As artificial intelligence transforms industries and attracts unprecedented investment, some analysts are beginning to draw parallels between today’s AI boom and the dot-com frenzy of the late 1990s. While the technology’s long-term potential is unquestionable, its rapid commercialisation, speculative valuations and crowded venture capital space are prompting questions about whether an economic correction is inevitable.
A surge driven by hype and capital
In the past two years, AI has shifted from a niche innovation to a global economic engine. Companies in nearly every sector — from finance and healthcare to logistics and entertainment — are integrating generative tools and predictive systems. Yet behind the enthusiasm lies an extraordinary surge in capital inflows.

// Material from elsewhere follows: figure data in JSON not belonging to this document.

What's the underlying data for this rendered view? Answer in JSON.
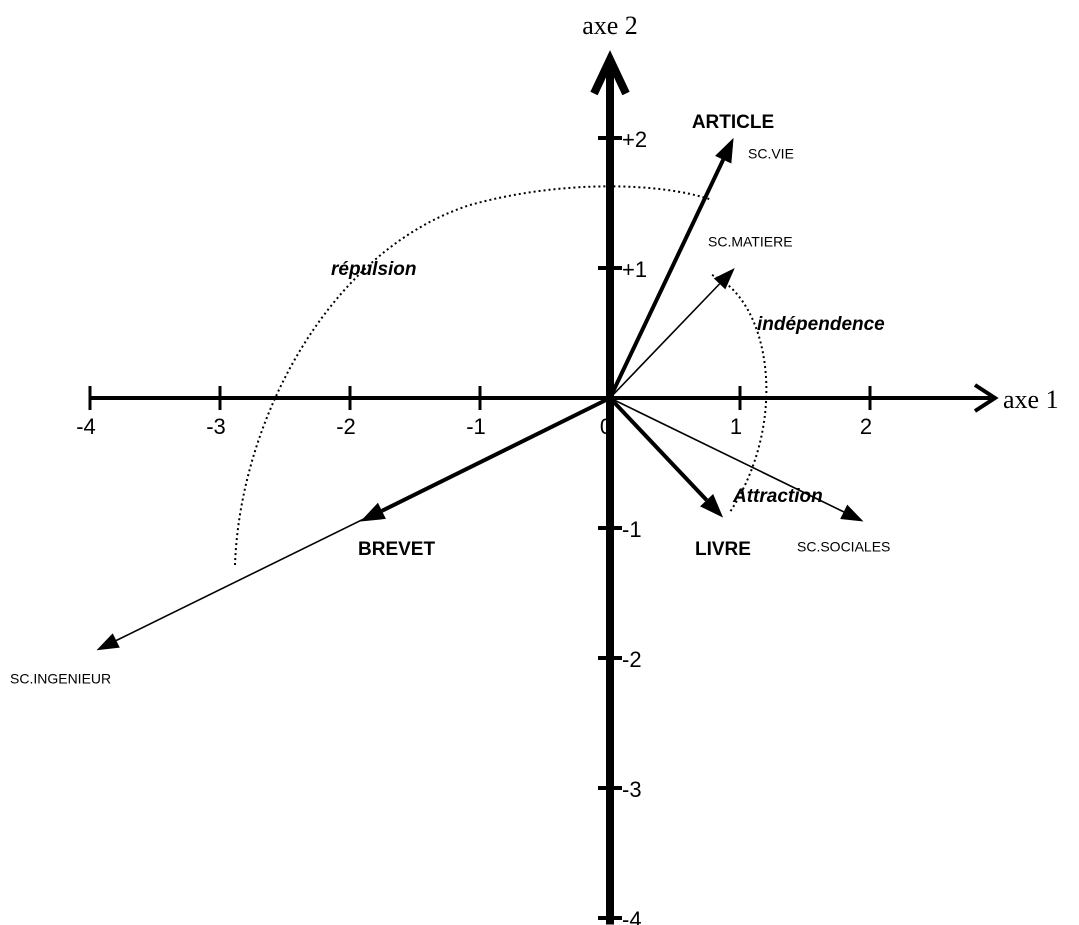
{
  "chart_data": {
    "type": "vector",
    "x_label": "axe 1",
    "y_label": "axe 2",
    "xlim": [
      -4,
      3
    ],
    "ylim": [
      -4.05,
      2.65
    ],
    "xticks": [
      -4,
      -3,
      -2,
      -1,
      0,
      1,
      2
    ],
    "yticks": [
      {
        "value": 2,
        "label": "+2"
      },
      {
        "value": 1,
        "label": "+1"
      },
      -1,
      -2,
      -3,
      -4
    ],
    "color": "#000000",
    "vectors": [
      {
        "name": "ARTICLE",
        "x": 0.95,
        "y": 2.0,
        "emphasis": true
      },
      {
        "name": "SC.VIE",
        "x": 0.95,
        "y": 2.0,
        "emphasis": false
      },
      {
        "name": "SC.MATIERE",
        "x": 0.96,
        "y": 1.0,
        "emphasis": false
      },
      {
        "name": "SC.SOCIALES",
        "x": 1.95,
        "y": -0.95,
        "emphasis": false
      },
      {
        "name": "LIVRE",
        "x": 0.87,
        "y": -0.92,
        "emphasis": true
      },
      {
        "name": "BREVET",
        "x": -1.92,
        "y": -0.95,
        "emphasis": true
      },
      {
        "name": "SC.INGENIEUR",
        "x": -3.95,
        "y": -1.94,
        "emphasis": false
      }
    ],
    "annotations": [
      "répulsion",
      "indépendence",
      "Attraction"
    ]
  }
}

Venture funding for AI startups exceeded $120 billion globally in 2024, with valuations frequently detached from revenue performance. Publicly traded AI companies have also soared: Nvidia’s market value more than tripled in two years, and firms with even a vague connection to AI have seen share prices spike purely on association.
Economists warn that this exuberance bears striking resemblance to the internet bubble two decades ago, when investors poured money into every company with “.com” in its name, only for many to collapse once profitability proved elusive.
Echoes of the early internet era
The similarities extend beyond valuations. Both periods were marked by revolutionary technologies that promised to reshape human life, yet whose commercial models were still forming. In the late 1990s, web infrastructure was immature, online advertising untested, and e-commerce logistics unreliable. Today, AI faces its own structural challenges: high computational costs, limited regulation, unclear intellectual property frameworks and growing public unease over data use.
Dr Maya Chen, a technology historian at Oxford University, notes: “The parallels are strong — transformative promise, speculative capital and a gap between aspiration and execution. But unlike the dot-coms, AI does have clear productivity applications. The question is not whether AI will survive, but how many of today’s players will.”
A market ripe for consolidation
Analysts expect that as the initial excitement fades, the sector will experience a consolidation wave. Many small or overvalued startups may fail or be acquired by larger firms able to bear the cost of computing power and regulation. Meanwhile, established technology giants are positioning themselves to dominate the ecosystem — building proprietary models, securing chip supply chains and embedding AI deeply into existing services.
This phase, experts argue, will separate sustainable innovation from speculative hype. The survivors, much like Amazon and Google after the dot-com crash, could become the defining corporations of the next decade.
Risk, regulation and resilience
A key difference from the 1990s is scale. The AI economy is already integrated into national productivity strategies, defence systems and healthcare planning. Governments are moving to regulate it, but global coordination remains weak. Should valuations collapse suddenly, the consequences could ripple far beyond technology stocks — affecting employment, energy demand and even geopolitical stability.
Investors, regulators and consumers alike now face a delicate balance: nurturing an innovation that may define the century while guarding against the excesses that could destabilise it.
Whether AI proves to be another bubble or the foundation of a new industrial era will depend not on the speed of its rise, but on how wisely the world manages its growing power.